Perché, come nella popolare serie iniziata con Squadra antiscippo (1976) di Bruno Corbucci, l'intrigo poliziesco, seppur non privo di violenza e cadaveri sparsi, fa dell'ironia uno dei suoi ingredienti vincenti.
Quindi, anche se, in questo caso, anziché nella Roma degli anni Settanta ci troviamo nel mezzo della Napoli d'inizio XXI secolo, dove viene oltretutto osservato (con intenti scherzosi, ovviamente) che ai figli non si insegna a rispettare le regole ma a fare i furbi, l'aria che si respira, a tutti gli effetti, è proprio quella del periodo cinematografico in cui, impegnati a sgominare criminali, avevamo commissari di ferro con i connotati di Luc Merenda, Franco Gasparri e Maurizio Merli.
Periodo cinematografico ulteriormente omaggiato sia da una colonna sonora - a firma di Pivio e Aldo De Scalzi - che richiama chiaramente i temi mitici composti a suo tempo da Franco Micalizzi e colleghi, sia dall'apparizione di una originale Alfa Romeo Giulia utilizzata per l'inseguimento finale della pellicola.
Pellicola che i Manetti si mostrano capaci di gestire alla grande sia per quanto riguarda i momenti di tensione (si pensi alla sequenza ambientata al matrimonio) che quelli maggiormente volti alla risata; intrattenendo a dovere lo spettatore odierno, ma, allo stesso tempo, accarezzando anche il cuore di quello nostalgico che sogna il ritorno di una produzione di genere tricolore tramontata da troppi anni.

Song' e Napule Chi lo avrebbe mai detto che il prolifico produttore Luciano Martino, finanziatore negli anni Settanta di pellicole quali Roma a mano armata di Umberto Lenzi e Milano trema - La polizia vuole giustizia di Sergio Martino, ci avrebbe lasciati proprio con un lungometraggio che si rifà a quel filone tanto in voga all’epoca?
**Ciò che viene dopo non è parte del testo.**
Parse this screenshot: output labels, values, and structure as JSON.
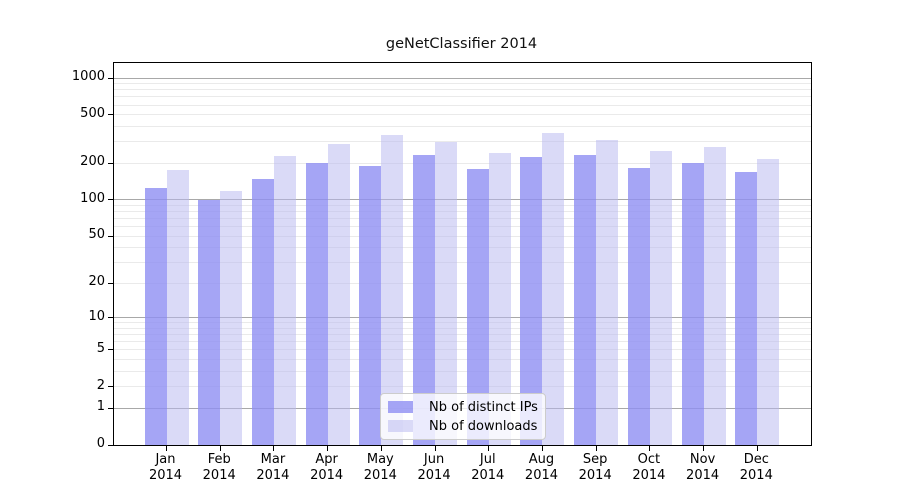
{
  "title": "geNetClassifier 2014",
  "chart_data": {
    "type": "bar",
    "title": "geNetClassifier 2014",
    "categories": [
      "Jan 2014",
      "Feb 2014",
      "Mar 2014",
      "Apr 2014",
      "May 2014",
      "Jun 2014",
      "Jul 2014",
      "Aug 2014",
      "Sep 2014",
      "Oct 2014",
      "Nov 2014",
      "Dec 2014"
    ],
    "series": [
      {
        "name": "Nb of distinct IPs",
        "color": "rgba(143,143,242,0.8)",
        "solid_color": "#a5a5f2",
        "values": [
          125,
          100,
          150,
          200,
          190,
          232,
          178,
          226,
          235,
          183,
          200,
          170
        ]
      },
      {
        "name": "Nb of downloads",
        "color": "rgba(184,184,240,0.52)",
        "solid_color": "#dadaf7",
        "values": [
          177,
          118,
          230,
          287,
          342,
          299,
          242,
          353,
          311,
          251,
          270,
          216
        ]
      }
    ],
    "xlabel": "",
    "ylabel": "",
    "yscale": "log1p",
    "ylim": [
      0,
      1330
    ],
    "grid": true,
    "legend_position": "inside-bottom-center"
  },
  "y_axis": {
    "tick_values": [
      0,
      1,
      2,
      5,
      10,
      20,
      50,
      100,
      200,
      500,
      1000
    ],
    "tick_labels": [
      "0",
      "1",
      "2",
      "5",
      "10",
      "20",
      "50",
      "100",
      "200",
      "500",
      "1000"
    ]
  },
  "colors": {
    "grid_major": "#a8a8a8",
    "grid_minor": "#eaeaea",
    "axis": "#000000",
    "legend_bg": "rgba(255,255,255,0.78)",
    "legend_border": "#cccccc"
  }
}
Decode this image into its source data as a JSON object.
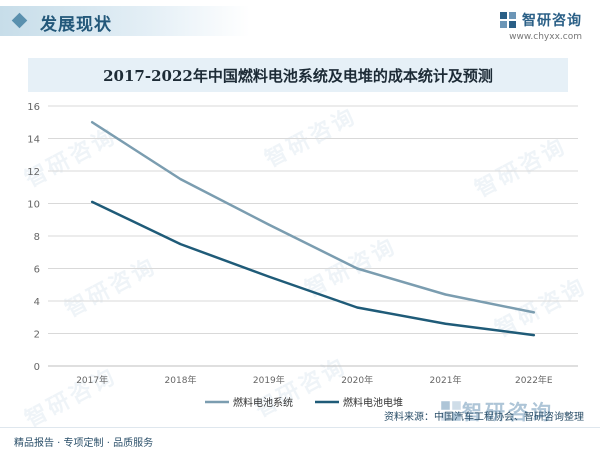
{
  "header": {
    "section_title": "发展现状",
    "brand_name": "智研咨询",
    "brand_url": "www.chyxx.com"
  },
  "colors": {
    "series_system": "#7b9db0",
    "series_stack": "#1f5b78",
    "axis": "#666666",
    "grid": "#d9d9d9"
  },
  "chart_data": {
    "type": "line",
    "title": "2017-2022年中国燃料电池系统及电堆的成本统计及预测",
    "categories": [
      "2017年",
      "2018年",
      "2019年",
      "2020年",
      "2021年",
      "2022年E"
    ],
    "yticks": [
      "0",
      "2",
      "4",
      "6",
      "8",
      "10",
      "12",
      "14",
      "16"
    ],
    "ylim": [
      0,
      16
    ],
    "grid": true,
    "legend_position": "bottom",
    "series": [
      {
        "name": "燃料电池系统",
        "values": [
          15.0,
          11.5,
          8.7,
          6.0,
          4.4,
          3.3
        ]
      },
      {
        "name": "燃料电池电堆",
        "values": [
          10.1,
          7.5,
          5.5,
          3.6,
          2.6,
          1.9
        ]
      }
    ]
  },
  "footer": {
    "left_text": "精品报告 · 专项定制 · 品质服务",
    "source_text": "资料来源：中国汽车工程协会、智研咨询整理",
    "watermark_text": "智研咨询"
  }
}
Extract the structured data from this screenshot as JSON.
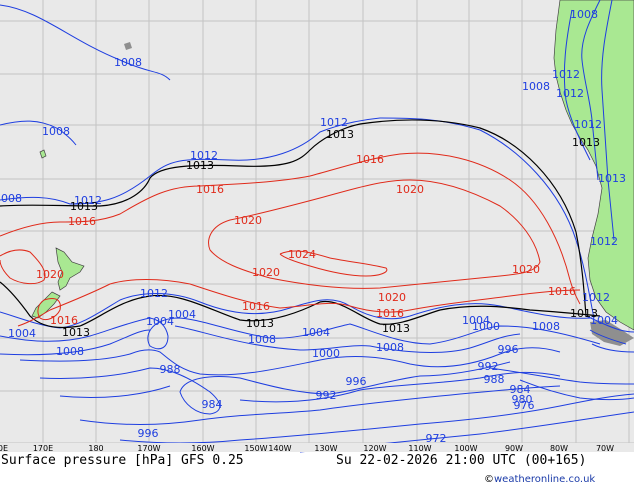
{
  "colors": {
    "ocean": "#e9e9e9",
    "land": "#a9e892",
    "grid": "#c4c4c4",
    "isobar_low": "#1e3ee0",
    "isobar_mid": "#000000",
    "isobar_high": "#e02a1a",
    "credit": "#1a3aa8"
  },
  "longitude_labels": [
    "0E",
    "170E",
    "180",
    "170W",
    "160W",
    "150W",
    "140W",
    "130W",
    "120W",
    "110W",
    "100W",
    "90W",
    "80W",
    "70W"
  ],
  "isobar_labels": {
    "blue": [
      "1008",
      "1008",
      "1008",
      "1012",
      "1012",
      "1012",
      "1008",
      "1008",
      "1012",
      "1012",
      "1012",
      "1004",
      "1008",
      "1004",
      "1004",
      "1008",
      "1004",
      "1004",
      "1000",
      "1008",
      "1000",
      "1008",
      "996",
      "988",
      "984",
      "996",
      "992",
      "996",
      "992",
      "988",
      "984",
      "980",
      "976",
      "972",
      "1004",
      "1012",
      "1012",
      "1012",
      "1013"
    ],
    "black": [
      "1013",
      "1013",
      "1013",
      "1013",
      "1013",
      "1013",
      "1013",
      "1013"
    ],
    "red": [
      "1016",
      "1016",
      "1016",
      "1020",
      "1020",
      "1024",
      "1020",
      "1020",
      "1020",
      "1016",
      "1016",
      "1016",
      "1016",
      "1020"
    ]
  },
  "footer": {
    "caption": "Surface pressure [hPa] GFS 0.25",
    "valid": "Su 22-02-2026 21:00 UTC (00+165)",
    "credit_copy": "©",
    "credit_site": "weatheronline.co.uk"
  }
}
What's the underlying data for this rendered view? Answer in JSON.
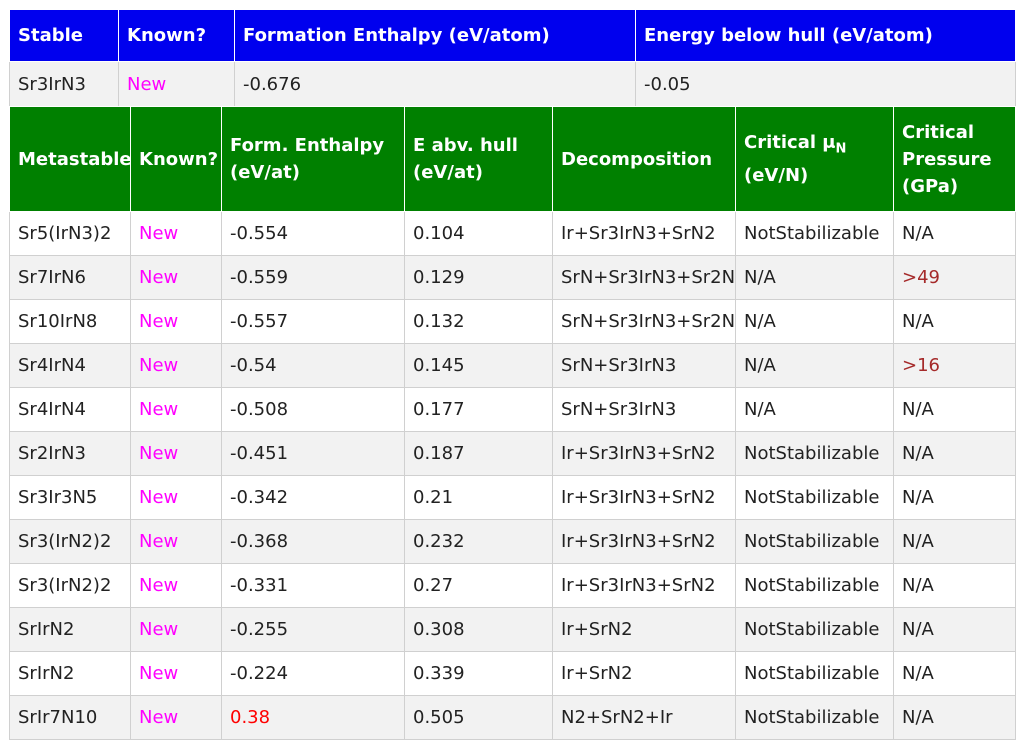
{
  "stable": {
    "headers": [
      "Stable",
      "Known?",
      "Formation Enthalpy (eV/atom)",
      "Energy below hull (eV/atom)"
    ],
    "row": [
      "Sr3IrN3",
      "New",
      "-0.676",
      "-0.05"
    ]
  },
  "metastable": {
    "headers": {
      "h0": "Metastable",
      "h1": "Known?",
      "h2a": "Form. Enthalpy",
      "h2b": "(eV/at)",
      "h3a": "E abv. hull",
      "h3b": "(eV/at)",
      "h4": "Decomposition",
      "h5a": "Critical μ",
      "h5sub": "N",
      "h5b": "(eV/N)",
      "h6a": "Critical",
      "h6b": "Pressure",
      "h6c": "(GPa)"
    },
    "rows": [
      [
        "Sr5(IrN3)2",
        "New",
        "-0.554",
        "0.104",
        "Ir+Sr3IrN3+SrN2",
        "NotStabilizable",
        "N/A"
      ],
      [
        "Sr7IrN6",
        "New",
        "-0.559",
        "0.129",
        "SrN+Sr3IrN3+Sr2N",
        "N/A",
        ">49"
      ],
      [
        "Sr10IrN8",
        "New",
        "-0.557",
        "0.132",
        "SrN+Sr3IrN3+Sr2N",
        "N/A",
        "N/A"
      ],
      [
        "Sr4IrN4",
        "New",
        "-0.54",
        "0.145",
        "SrN+Sr3IrN3",
        "N/A",
        ">16"
      ],
      [
        "Sr4IrN4",
        "New",
        "-0.508",
        "0.177",
        "SrN+Sr3IrN3",
        "N/A",
        "N/A"
      ],
      [
        "Sr2IrN3",
        "New",
        "-0.451",
        "0.187",
        "Ir+Sr3IrN3+SrN2",
        "NotStabilizable",
        "N/A"
      ],
      [
        "Sr3Ir3N5",
        "New",
        "-0.342",
        "0.21",
        "Ir+Sr3IrN3+SrN2",
        "NotStabilizable",
        "N/A"
      ],
      [
        "Sr3(IrN2)2",
        "New",
        "-0.368",
        "0.232",
        "Ir+Sr3IrN3+SrN2",
        "NotStabilizable",
        "N/A"
      ],
      [
        "Sr3(IrN2)2",
        "New",
        "-0.331",
        "0.27",
        "Ir+Sr3IrN3+SrN2",
        "NotStabilizable",
        "N/A"
      ],
      [
        "SrIrN2",
        "New",
        "-0.255",
        "0.308",
        "Ir+SrN2",
        "NotStabilizable",
        "N/A"
      ],
      [
        "SrIrN2",
        "New",
        "-0.224",
        "0.339",
        "Ir+SrN2",
        "NotStabilizable",
        "N/A"
      ],
      [
        "SrIr7N10",
        "New",
        "0.38",
        "0.505",
        "N2+SrN2+Ir",
        "NotStabilizable",
        "N/A"
      ]
    ]
  },
  "colors": {
    "stable_header": "#0000ee",
    "metastable_header": "#008000",
    "new_text": "#ff00ff",
    "positive_enthalpy": "#ff0000",
    "pressure_text": "#a52a2a"
  }
}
Perché, con un titolo a doppio senso che, pur significando “Sono di Napoli”, richiama l’universo musicale partenopeo, il film dei Manetti Bros è un chiaro omaggio al poliziottesco di taglio ironico che regalò il successo italiano a Tomas Milian. Un omaggio al cui interno, complice anche un cast in ottima forma, risultano gestiti a dovere sia i momenti di tensione che quelli da ridere, tanto che lo spettacolo intrattiene a dovere senza annoiare mai, nonostante la tutt’altro che breve durata.